Would it be correct to interpret that "Женщина ест яблоло" means "A woman eats apple", and that "эта женщина ест яблока" means "the woman eats apple" (as we know specifically who we are talking about)


https://www.duolingo.com/profile/Lyreska

So without Эта before женщине, it means "A woman?"


https://www.duolingo.com/profile/Kati673185

why eta - so to say - this - the sentence beginns with simple "the"


https://www.duolingo.com/profile/Kati673185

there is no T H I S woman - simple T H E woman


https://www.duolingo.com/profile/Kanishk167466

Why that is used in front of woman That is not used in front of man Russian is very confusing


https://www.duolingo.com/profile/Ace640782

whats the difference between ем and ест


https://www.duolingo.com/profile/saeedshadk

What the diffrent between "ш" and "щ" ??


https://www.duolingo.com/profile/kasiaci

These are two different letters.

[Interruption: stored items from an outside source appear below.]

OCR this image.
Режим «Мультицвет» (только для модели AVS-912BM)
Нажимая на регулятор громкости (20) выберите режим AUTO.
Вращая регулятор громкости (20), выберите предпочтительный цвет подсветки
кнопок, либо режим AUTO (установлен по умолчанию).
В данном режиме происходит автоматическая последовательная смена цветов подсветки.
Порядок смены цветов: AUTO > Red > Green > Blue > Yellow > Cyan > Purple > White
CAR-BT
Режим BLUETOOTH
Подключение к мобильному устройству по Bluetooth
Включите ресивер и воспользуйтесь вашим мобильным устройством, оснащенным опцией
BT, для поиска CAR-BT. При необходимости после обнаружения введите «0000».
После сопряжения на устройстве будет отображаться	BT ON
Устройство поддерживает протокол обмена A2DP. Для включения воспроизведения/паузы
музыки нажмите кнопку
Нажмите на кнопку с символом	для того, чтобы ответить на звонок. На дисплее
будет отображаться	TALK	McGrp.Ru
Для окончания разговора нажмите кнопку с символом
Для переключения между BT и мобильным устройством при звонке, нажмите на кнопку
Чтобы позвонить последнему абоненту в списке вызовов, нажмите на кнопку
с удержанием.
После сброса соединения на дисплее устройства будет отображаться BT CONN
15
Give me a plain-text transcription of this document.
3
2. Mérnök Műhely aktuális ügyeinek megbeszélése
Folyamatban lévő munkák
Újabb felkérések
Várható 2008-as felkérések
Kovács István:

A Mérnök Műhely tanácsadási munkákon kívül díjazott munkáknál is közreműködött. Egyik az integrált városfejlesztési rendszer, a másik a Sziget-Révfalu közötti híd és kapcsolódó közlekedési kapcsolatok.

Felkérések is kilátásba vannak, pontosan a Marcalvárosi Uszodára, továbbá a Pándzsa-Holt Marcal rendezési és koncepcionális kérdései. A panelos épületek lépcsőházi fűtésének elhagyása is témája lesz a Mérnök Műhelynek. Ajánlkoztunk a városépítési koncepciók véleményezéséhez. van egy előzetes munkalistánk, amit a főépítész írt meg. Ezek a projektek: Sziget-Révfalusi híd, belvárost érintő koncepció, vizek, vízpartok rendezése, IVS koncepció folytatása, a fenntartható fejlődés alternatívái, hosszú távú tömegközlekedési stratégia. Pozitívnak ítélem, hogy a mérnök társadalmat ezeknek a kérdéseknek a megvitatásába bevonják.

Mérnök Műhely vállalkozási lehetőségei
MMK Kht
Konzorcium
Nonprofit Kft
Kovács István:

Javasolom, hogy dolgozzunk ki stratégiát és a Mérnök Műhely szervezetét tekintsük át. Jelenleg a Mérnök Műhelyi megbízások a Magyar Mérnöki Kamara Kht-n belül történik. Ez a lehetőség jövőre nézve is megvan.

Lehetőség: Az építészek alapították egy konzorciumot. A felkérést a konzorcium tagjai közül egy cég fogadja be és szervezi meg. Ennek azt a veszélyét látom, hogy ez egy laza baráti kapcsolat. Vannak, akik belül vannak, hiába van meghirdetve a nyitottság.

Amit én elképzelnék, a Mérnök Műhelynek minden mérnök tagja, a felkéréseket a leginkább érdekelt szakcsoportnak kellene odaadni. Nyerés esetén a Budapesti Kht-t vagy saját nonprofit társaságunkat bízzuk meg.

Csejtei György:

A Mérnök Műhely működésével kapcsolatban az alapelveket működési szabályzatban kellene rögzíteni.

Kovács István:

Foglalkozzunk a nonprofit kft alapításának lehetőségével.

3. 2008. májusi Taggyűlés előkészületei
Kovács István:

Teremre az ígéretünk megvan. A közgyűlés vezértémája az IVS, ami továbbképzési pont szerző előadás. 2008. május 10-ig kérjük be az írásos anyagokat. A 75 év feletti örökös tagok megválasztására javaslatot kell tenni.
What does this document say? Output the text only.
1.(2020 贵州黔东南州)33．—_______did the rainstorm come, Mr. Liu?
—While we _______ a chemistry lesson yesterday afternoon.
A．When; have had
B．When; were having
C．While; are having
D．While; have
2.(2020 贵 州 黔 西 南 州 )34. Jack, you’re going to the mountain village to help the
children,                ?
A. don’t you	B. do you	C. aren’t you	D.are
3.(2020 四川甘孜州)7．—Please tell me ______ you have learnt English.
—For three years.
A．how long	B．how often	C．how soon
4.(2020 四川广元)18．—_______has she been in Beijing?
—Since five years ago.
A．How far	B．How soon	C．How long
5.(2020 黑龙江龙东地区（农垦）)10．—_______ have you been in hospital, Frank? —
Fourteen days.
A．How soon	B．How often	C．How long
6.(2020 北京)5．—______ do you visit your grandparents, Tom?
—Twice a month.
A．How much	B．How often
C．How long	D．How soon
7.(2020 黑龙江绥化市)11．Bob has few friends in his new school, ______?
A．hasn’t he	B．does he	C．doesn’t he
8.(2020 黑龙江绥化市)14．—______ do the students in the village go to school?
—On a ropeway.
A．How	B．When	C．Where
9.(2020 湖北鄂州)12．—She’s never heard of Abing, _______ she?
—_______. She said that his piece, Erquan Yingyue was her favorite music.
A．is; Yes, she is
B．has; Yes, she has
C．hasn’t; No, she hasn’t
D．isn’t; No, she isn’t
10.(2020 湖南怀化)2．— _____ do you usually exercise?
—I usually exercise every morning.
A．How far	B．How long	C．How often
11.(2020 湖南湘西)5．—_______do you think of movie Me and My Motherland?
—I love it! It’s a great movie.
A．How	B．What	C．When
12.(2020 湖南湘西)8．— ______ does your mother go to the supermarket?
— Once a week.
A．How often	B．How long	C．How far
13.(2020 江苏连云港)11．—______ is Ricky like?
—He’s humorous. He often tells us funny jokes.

When you read it out they sound differently. For Polish speakers/learners: it's the same as the difference between "sz" and "ś". I found some info here: https://youtu.be/RcgUYYoEloA


https://www.duolingo.com/profile/KZFuller

I transliterated Eta zhenshina ect yabloko - not sure what you are wanting


https://www.duolingo.com/profile/DiegoParod

Isn't "ест" use for masculine and "есть" for feminine? I read that in another post that a native Russian wrote


https://www.duolingo.com/profile/yasmine_y

Not at all. Ест means "he/she/it eats", есть is either "to eat" or the verb "to be" (which is used only in particular cases).


https://www.duolingo.com/profile/Kjhmills

Thank you. Even better than the explanation above. But "to be"? How and when?


https://www.duolingo.com/profile/Brad538196

I thought есть meant have/has


https://www.duolingo.com/profile/GeneM.

I think the Russian sentence here is wrong. It isn't "this woman" but "the woman."


https://www.duolingo.com/profile/Nessaja70

I would say the same. I remember that I learned ages ago that "эта женщина" means "this woman" and not "the woman". So I wrote "Женщина ест яблоко"and it was correct.


https://www.duolingo.com/profile/AJ_OZ

What is the difference between "Yes" and "Ect"? Thanks


https://www.duolingo.com/profile/K1qv1

One is english and the other is russian. Really, what kind of question is that?